Futuretrack 5 by Robert Westall

Futuretrack 5 by Robert Westall

Author:Robert Westall [Robert Westall]
Language: eng
Format: epub
Published: 2015-10-03T16:00:00+00:00


Chapter 13

Old Vic pointed the gun at me again. I pushed back his arm. His face glared. The gun exploded. The bookcase fell and the flames leaped everywhere…

I wakened, sweating. Lay consoling myself that the nightmare was getting less vivid.

I looked across at Keri’s bed, but she’d gone. Racing. God, Glasgow was an awful place. No Est enclave; Glasgow was being allowed to go to pot. The huge, black Doric columns of the public buildings were covered in graffiti from top to bottom; the famous art gallery was roofless after a fire. We’d found a boardinghouse that cost the earth, run by a giant, frizzy-haired Scotswoman who called everybody “hen,” ambushed you in corridors, and talked interminably about her wee man, who’d been dead thirty years. But at least there was a stout bedroom door and I’d bought a padlock and moved Mitzi in with us, in spite of mother hen’s protests that even pets weren’t allowed.

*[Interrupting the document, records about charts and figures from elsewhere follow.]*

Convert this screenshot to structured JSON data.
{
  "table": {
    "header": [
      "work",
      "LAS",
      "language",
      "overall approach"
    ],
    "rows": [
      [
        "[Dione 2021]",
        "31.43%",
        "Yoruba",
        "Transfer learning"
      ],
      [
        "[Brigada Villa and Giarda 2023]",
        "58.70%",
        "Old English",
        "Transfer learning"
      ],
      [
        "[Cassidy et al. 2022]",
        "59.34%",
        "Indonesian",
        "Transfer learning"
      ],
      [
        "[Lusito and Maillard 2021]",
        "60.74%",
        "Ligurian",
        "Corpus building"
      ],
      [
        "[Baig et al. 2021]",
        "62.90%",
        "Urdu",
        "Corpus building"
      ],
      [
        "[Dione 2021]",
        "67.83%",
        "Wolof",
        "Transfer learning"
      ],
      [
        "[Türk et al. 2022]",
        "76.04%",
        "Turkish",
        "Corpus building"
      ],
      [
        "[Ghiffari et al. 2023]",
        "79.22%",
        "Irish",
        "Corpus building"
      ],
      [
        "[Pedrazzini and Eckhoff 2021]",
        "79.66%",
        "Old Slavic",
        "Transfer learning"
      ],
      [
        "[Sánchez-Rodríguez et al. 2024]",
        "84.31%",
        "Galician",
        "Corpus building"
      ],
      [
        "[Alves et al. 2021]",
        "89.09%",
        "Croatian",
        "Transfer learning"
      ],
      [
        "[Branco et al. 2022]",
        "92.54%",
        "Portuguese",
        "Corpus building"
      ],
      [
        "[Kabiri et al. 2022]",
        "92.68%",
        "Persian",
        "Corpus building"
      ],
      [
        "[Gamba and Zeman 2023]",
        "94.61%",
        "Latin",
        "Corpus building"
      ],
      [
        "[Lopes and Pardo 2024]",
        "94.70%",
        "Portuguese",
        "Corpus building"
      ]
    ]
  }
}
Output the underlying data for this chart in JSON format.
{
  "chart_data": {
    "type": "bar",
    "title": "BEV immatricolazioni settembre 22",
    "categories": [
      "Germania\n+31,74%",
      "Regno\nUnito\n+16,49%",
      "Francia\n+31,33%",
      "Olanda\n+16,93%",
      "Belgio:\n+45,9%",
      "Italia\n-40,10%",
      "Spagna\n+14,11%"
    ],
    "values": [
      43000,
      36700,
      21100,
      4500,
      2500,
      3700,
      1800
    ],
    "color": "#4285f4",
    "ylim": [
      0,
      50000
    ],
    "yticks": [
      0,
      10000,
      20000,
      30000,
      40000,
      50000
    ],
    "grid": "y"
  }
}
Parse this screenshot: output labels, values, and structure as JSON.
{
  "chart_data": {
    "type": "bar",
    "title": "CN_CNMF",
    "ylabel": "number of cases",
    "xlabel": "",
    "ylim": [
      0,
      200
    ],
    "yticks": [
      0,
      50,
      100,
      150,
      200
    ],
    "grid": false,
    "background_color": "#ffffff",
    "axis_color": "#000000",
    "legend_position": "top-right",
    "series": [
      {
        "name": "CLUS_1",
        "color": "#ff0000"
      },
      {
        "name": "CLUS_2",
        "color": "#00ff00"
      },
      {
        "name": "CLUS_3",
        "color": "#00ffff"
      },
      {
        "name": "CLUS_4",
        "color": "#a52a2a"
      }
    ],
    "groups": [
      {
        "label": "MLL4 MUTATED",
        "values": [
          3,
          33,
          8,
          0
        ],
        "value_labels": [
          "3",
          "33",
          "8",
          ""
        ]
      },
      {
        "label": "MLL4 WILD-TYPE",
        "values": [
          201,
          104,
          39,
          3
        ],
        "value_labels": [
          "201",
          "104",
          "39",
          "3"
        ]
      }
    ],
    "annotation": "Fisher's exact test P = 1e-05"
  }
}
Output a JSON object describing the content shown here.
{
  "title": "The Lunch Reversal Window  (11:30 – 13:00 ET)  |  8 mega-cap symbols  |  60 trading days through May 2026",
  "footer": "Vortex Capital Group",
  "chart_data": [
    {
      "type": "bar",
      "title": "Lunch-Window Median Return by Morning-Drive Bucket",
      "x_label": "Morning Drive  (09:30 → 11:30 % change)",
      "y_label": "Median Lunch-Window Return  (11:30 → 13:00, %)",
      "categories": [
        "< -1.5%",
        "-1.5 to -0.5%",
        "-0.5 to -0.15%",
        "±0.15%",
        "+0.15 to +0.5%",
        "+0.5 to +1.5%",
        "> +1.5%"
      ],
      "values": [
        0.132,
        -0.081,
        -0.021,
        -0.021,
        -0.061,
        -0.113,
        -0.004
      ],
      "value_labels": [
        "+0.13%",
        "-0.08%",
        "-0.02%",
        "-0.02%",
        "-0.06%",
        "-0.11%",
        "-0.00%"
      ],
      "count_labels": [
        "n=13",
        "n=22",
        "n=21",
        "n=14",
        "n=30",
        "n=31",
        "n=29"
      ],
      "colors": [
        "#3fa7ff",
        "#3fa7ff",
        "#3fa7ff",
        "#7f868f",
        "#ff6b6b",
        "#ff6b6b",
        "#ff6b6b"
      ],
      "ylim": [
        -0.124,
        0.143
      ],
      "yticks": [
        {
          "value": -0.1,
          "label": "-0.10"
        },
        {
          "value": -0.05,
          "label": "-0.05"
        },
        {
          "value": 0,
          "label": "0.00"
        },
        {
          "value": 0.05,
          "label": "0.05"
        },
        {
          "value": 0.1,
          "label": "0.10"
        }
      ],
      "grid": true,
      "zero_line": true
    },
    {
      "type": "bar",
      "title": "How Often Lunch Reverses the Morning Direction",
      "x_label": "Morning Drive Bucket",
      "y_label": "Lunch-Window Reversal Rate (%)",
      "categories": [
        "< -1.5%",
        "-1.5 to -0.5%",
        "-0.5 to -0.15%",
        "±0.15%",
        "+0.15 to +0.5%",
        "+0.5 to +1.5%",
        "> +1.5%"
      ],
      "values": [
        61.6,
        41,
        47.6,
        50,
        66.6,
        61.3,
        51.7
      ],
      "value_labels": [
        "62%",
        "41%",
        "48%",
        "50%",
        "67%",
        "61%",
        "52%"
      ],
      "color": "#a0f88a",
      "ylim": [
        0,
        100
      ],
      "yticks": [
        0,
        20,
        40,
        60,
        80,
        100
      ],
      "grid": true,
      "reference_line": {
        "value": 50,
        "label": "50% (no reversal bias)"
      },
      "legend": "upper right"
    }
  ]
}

“Mitzi’s house-trained. She frets if I leave her.”

She’d taken our credits, so there wasn’t much she could do.

First morning, there was hammering on the bedroom door. Keri unlocked it, was driven across the room by a horde of guys letting off flashbulbs and thrusting TV cameras in her face.

“They missed you on the Box last night, Keri. What you trying to do to us?”

“You racing today? Or is there a secret romance?” The cameras swung momentarily onto me.

“Racing,” said Keri. Well, more a low snarl.

“Aren’t you sleeping with him?”

She nodded to where she’d parked Mitzi’s oily muddiness pointedly between the two beds. Then made the mistake of yawning and stretching. Cameras clicked.

“Hold it, Keri! Perfect! Undo your zip a bit more?”

I couldn’t kill them all.

The race circuit ran round the city centre. (At least, in London they’d kept the circuit free of broken bottles.) The spectators seemed permanently drunk, waving on their favourites with those bayonets and cutlasses that Glaswegians were always so fond of. Several people lost ears; everyone enjoyed the joke. I kept my crash helmet on. I said racing was so dangerous in Glasgow even the spectators needed crash helmets. Keri didn’t find it funny.

I’ve never seen Paramils walk so wary; always in threes, blaster holsters open. But you never saw much of them, especially after dark.

The famous Keri Roberts didn’t win the first race; she wisely stayed behind the field, sussing out the track. Came back with blood on her leathers, but somebody else’s.

Between races, she worked hard proving that I didn’t exist. Busy swopping those incredible Racer jokes. Like the guy who had the top of his skull ripped off by a low traffic light, but still won by a short head.

I tried to find things to do, like checking her tires. But the bike they’d given her was very new. And Racers have no time for mechanics. They began elbowing me away from her, treading on my feet, kicking me when my back was bent.

She won the second race. In such style that the wing of a robo-truck ripped her leathers from gauntlet to shoulder.